DANS L’INTIMITÉ DE RICHARD WAGNER

Section III

UNE OEUVRE

Section IV

L’AVENTURE DE BAYREUTH

Section V

ILS ONT CRÉÉ WAGNER ET LE MYTHE WAGNÉRIEN

Section VI

 LIEUX DE VIE, LIEUX D’INSPIRATION

Section VII

WAGNER POUR LA POSTÉRITÉ

Section VIII

 WAGNER APRÈS WAGNER

LES COURANTS DE PEINTURE MODERNE INSPIRÉS PAR L’UNIVERS WAGNÉRIEN : JETER UN PONT ARC-EN-CIEL, WAGNER, TURNER ET L’ANNEAU AU BORD DU LAC QUI N’A JAMAIS ÉTÉ…

par Chris WALTON

Une reproduction d’archive de Brunnen and des deux montagnes mythiques, vue depuis Treib et Seelisberg

Richard Wagner et Joseph Mallord William Turner (1775-1851) ne se sont jamais rencontrés. Ils auraient pu se croiser lorsqu’ils sillonnaient tous les deux l’Allemagne au milieu des années 1830, bien que cela soit peu probable. Ils auraient même pu se croiser à Londres lors de la visite de Wagner pendant quelques jours en 1839, mais Turner venait de traverser la Manche en bateau.

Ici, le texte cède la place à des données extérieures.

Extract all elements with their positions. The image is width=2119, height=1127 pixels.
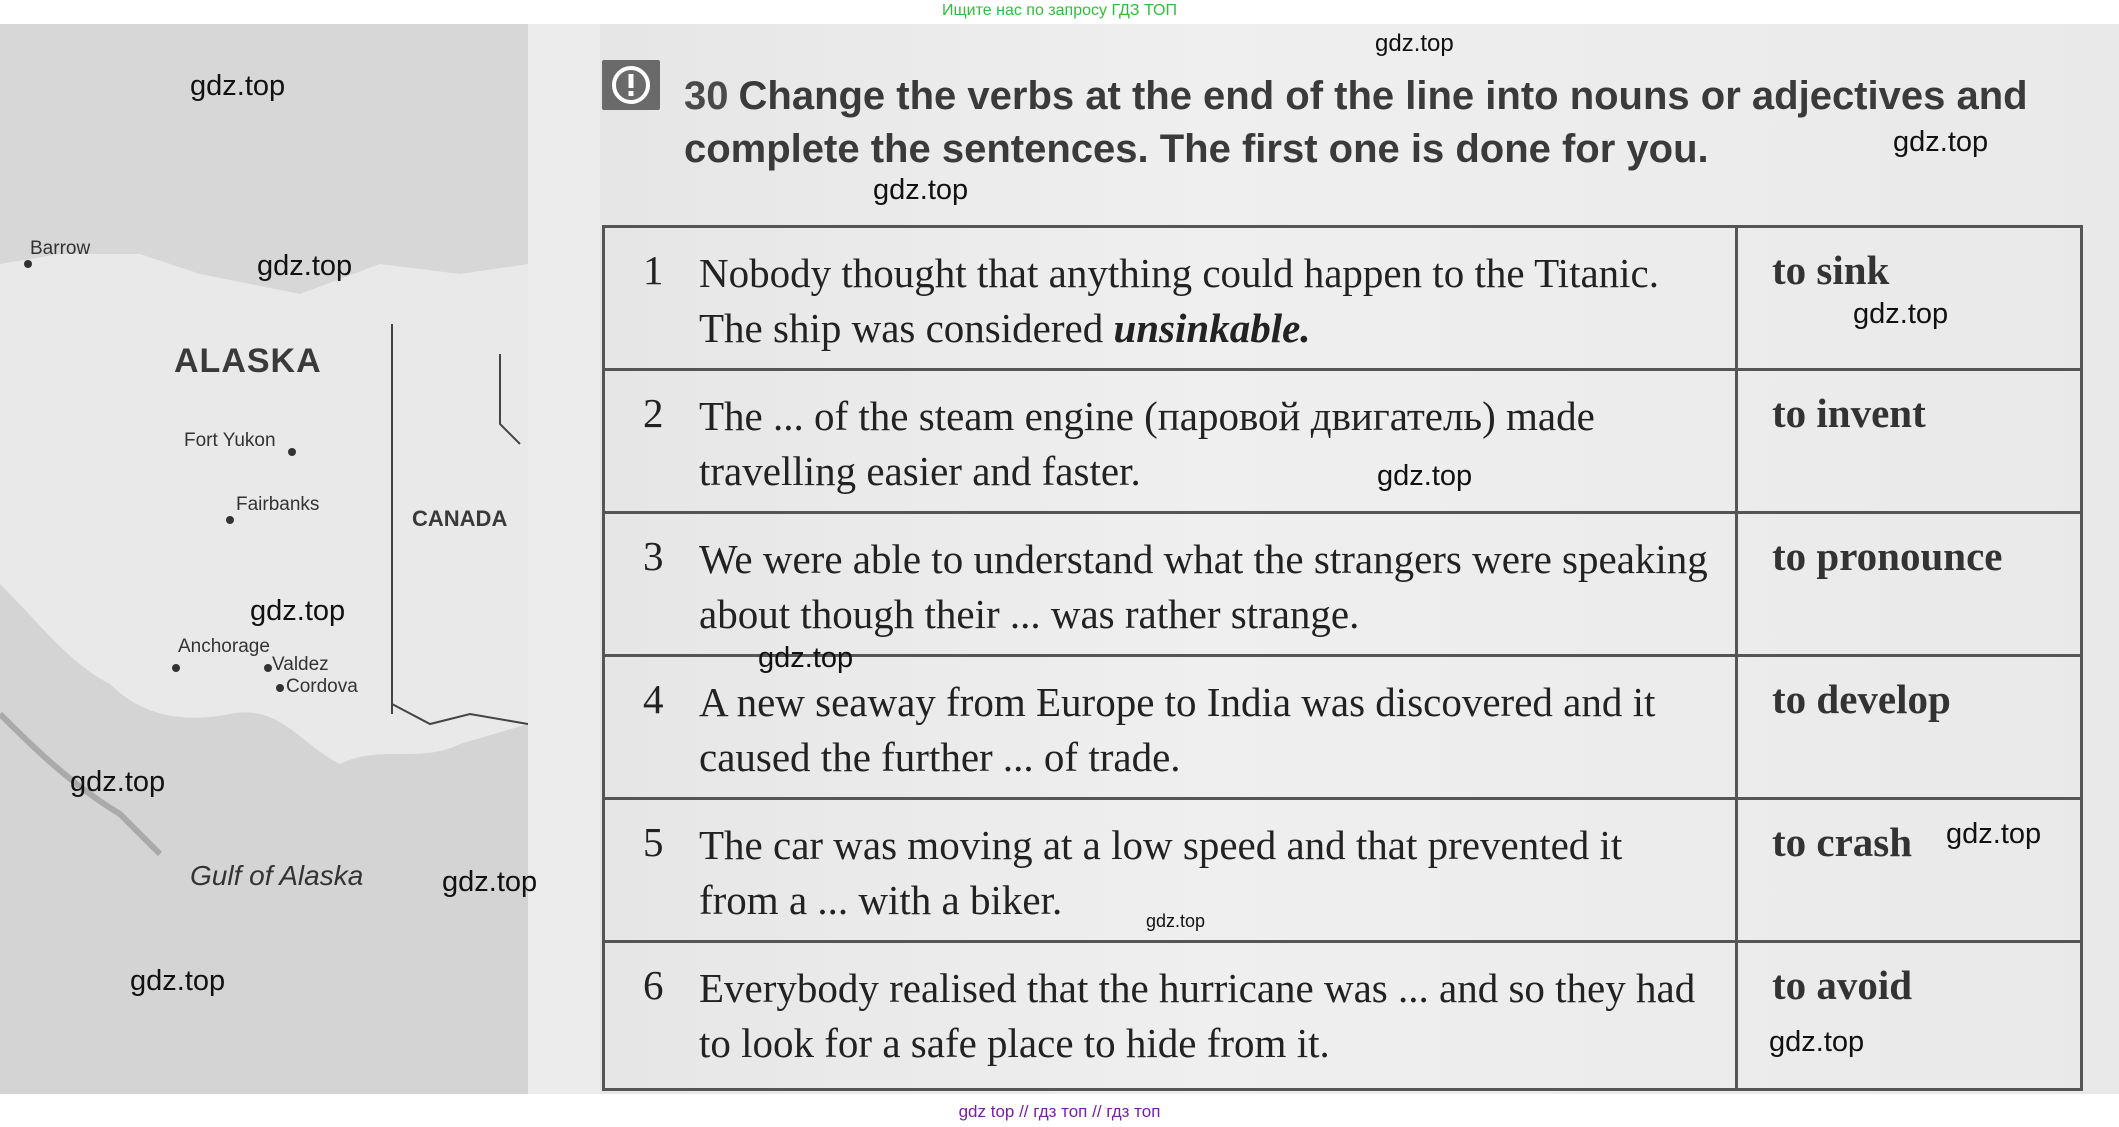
place-label: Fairbanks	[236, 494, 320, 515]
place-label: Cordova	[286, 676, 358, 697]
exercise-number: 30	[684, 74, 729, 118]
watermark: gdz.top	[1769, 1026, 1865, 1058]
column-divider	[1735, 514, 1738, 654]
row-answer: unsinkable.	[1113, 305, 1311, 351]
row-verb: to pronounce	[1772, 533, 2003, 579]
map-shapes-icon	[0, 24, 528, 1094]
row-number: 6	[643, 962, 664, 1008]
watermark: gdz.top	[130, 965, 226, 997]
city-dot-icon	[226, 516, 234, 524]
watermark: gdz.top	[1853, 298, 1949, 330]
row-sentence: A new seaway from Europe to India was discovered and it caused the further ... of trade.	[699, 679, 1656, 780]
watermark: gdz.top	[1893, 126, 1989, 158]
column-divider	[1735, 800, 1738, 940]
map-title: ALASKA	[174, 342, 322, 380]
watermark: gdz.top	[1375, 30, 1454, 57]
table-row	[605, 514, 2080, 657]
bottom-banner: gdz top // гдз топ // гдз топ	[958, 1102, 1161, 1121]
place-label: Anchorage	[178, 636, 270, 657]
city-dot-icon	[276, 684, 284, 692]
city-dot-icon	[288, 448, 296, 456]
row-number: 3	[643, 533, 664, 579]
place-label: Valdez	[272, 654, 329, 675]
watermark: gdz.top	[190, 70, 286, 102]
watermark: gdz.top	[873, 174, 969, 206]
row-sentence: The car was moving at a low speed and that prevented it from a ... with a biker.	[699, 822, 1623, 923]
row-sentence	[699, 246, 1709, 356]
row-sentence: The ... of the steam engine (паровой двигатель) made travelling easier and faster.	[699, 393, 1595, 494]
row-number: 5	[643, 819, 664, 865]
place-label: Fort Yukon	[184, 430, 276, 451]
city-dot-icon	[24, 260, 32, 268]
map-country-label: CANADA	[412, 506, 508, 531]
row-number: 2	[643, 390, 664, 436]
watermark: gdz.top	[1946, 818, 2042, 850]
row-verb: to crash	[1772, 819, 1913, 865]
row-verb: to avoid	[1772, 962, 1913, 1008]
exercise-instruction	[684, 70, 2064, 176]
place-label: Barrow	[30, 238, 91, 259]
row-sentence: We were able to understand what the strangers were speaking about though their ... was rather strange.	[699, 536, 1708, 637]
column-divider	[1735, 657, 1738, 797]
column-divider	[1735, 228, 1738, 368]
row-verb: to invent	[1772, 390, 1926, 436]
watermark: gdz.top	[758, 642, 854, 674]
table-row	[605, 943, 2080, 1088]
top-banner: Ищите нас по запросу ГДЗ ТОП	[942, 2, 1177, 19]
column-divider	[1735, 371, 1738, 511]
row-number: 1	[643, 247, 664, 293]
row-sentence-text: Nobody thought that anything could happen to the Titanic. The ship was considered	[699, 250, 1659, 351]
table-row	[605, 657, 2080, 800]
row-verb: to develop	[1772, 676, 1951, 722]
watermark: gdz.top	[1377, 460, 1473, 492]
watermark: gdz.top	[1146, 911, 1206, 931]
alaska-map	[0, 24, 528, 1094]
watermark: gdz.top	[250, 595, 346, 627]
row-sentence: Everybody realised that the hurricane was ... and so they had to look for a safe place to hide from it.	[699, 965, 1696, 1066]
row-verb: to sink	[1772, 247, 1890, 293]
column-divider	[1735, 943, 1738, 1088]
exclamation-icon	[602, 60, 660, 110]
table-row	[605, 371, 2080, 514]
exercise-instruction-text: Change the verbs at the end of the line into nouns or adjectives and complete the sentences. The first one is done for you.	[684, 74, 2028, 171]
watermark: gdz.top	[257, 250, 353, 282]
watermark: gdz.top	[70, 766, 166, 798]
map-gulf-label: Gulf of Alaska	[190, 860, 364, 891]
city-dot-icon	[172, 664, 180, 672]
table-row	[605, 800, 2080, 943]
watermark: gdz.top	[442, 866, 538, 898]
row-number: 4	[643, 676, 664, 722]
city-dot-icon	[264, 664, 272, 672]
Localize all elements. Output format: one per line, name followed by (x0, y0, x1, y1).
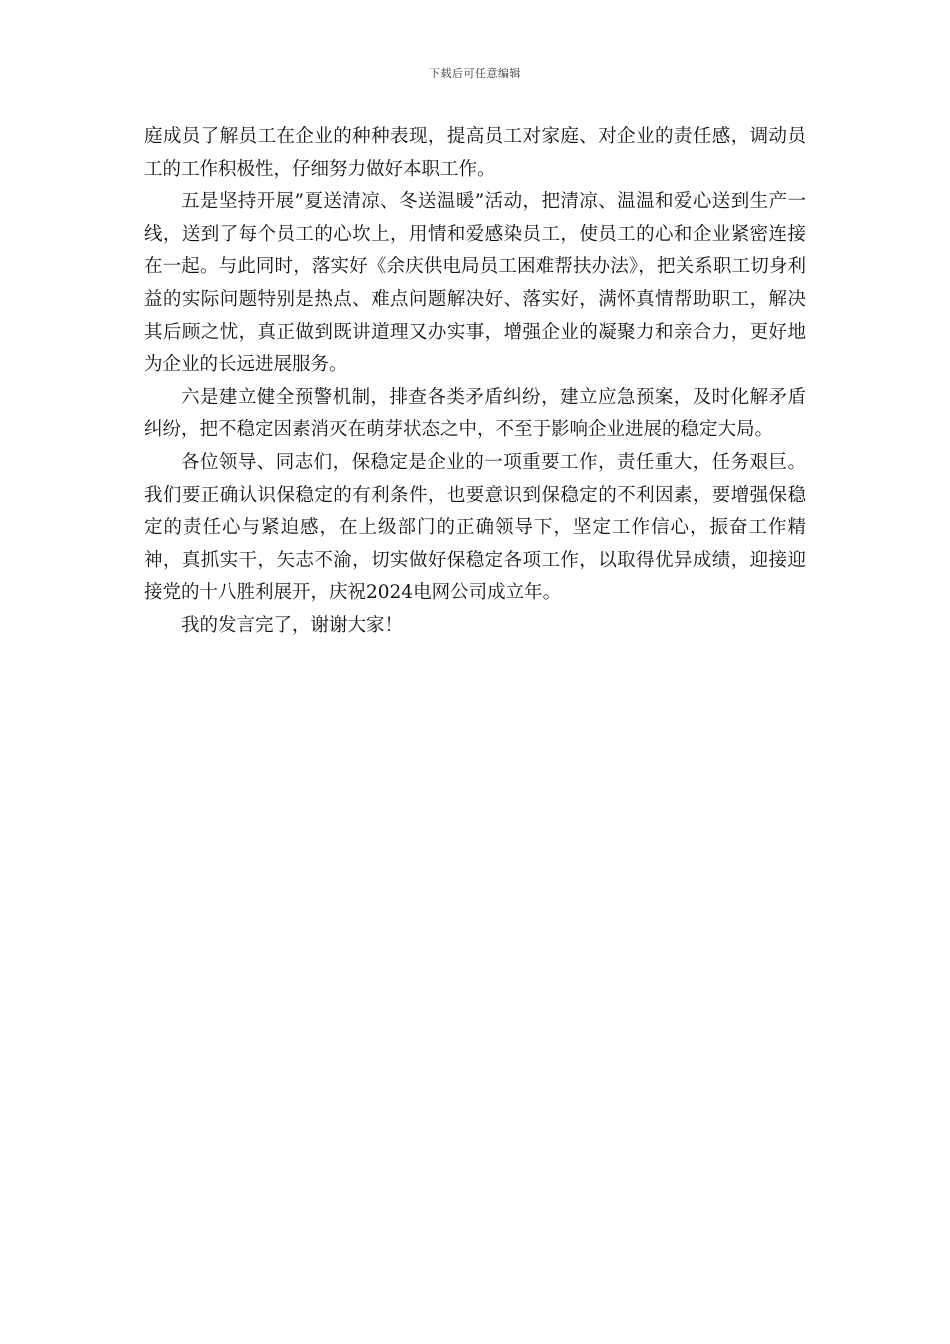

Et au moment où Wagner a été nommé Kapellmeister à l’Opéra de Dresde en 1843, les visites de Turner dans cette ville étaient depuis longtemps derrière lui. Mais ils partageaient plusieurs passions : pour les effets de lumière dans la nature et l’art ; pour les technologies modernes ; et pour la vue d’un endroit précis au centre de la Suisse, qui est notre sujet ici. Turner l’a peint à plusieurs reprises, tandis que Wagner l’a voulu comme toile de fond scénique pour son Ring des Nibelungen. L’endroit lui-même a changé depuis lors, mais pas la vue qu’ils aimaient. Le regarder aujourd’hui peut nous renseigner sur un point de contact fascinant entre deux des artistes majeurs de leur époque, et aussi révéler comment Wagner envisageait à l’origine de mettre en scène sa tétralogie.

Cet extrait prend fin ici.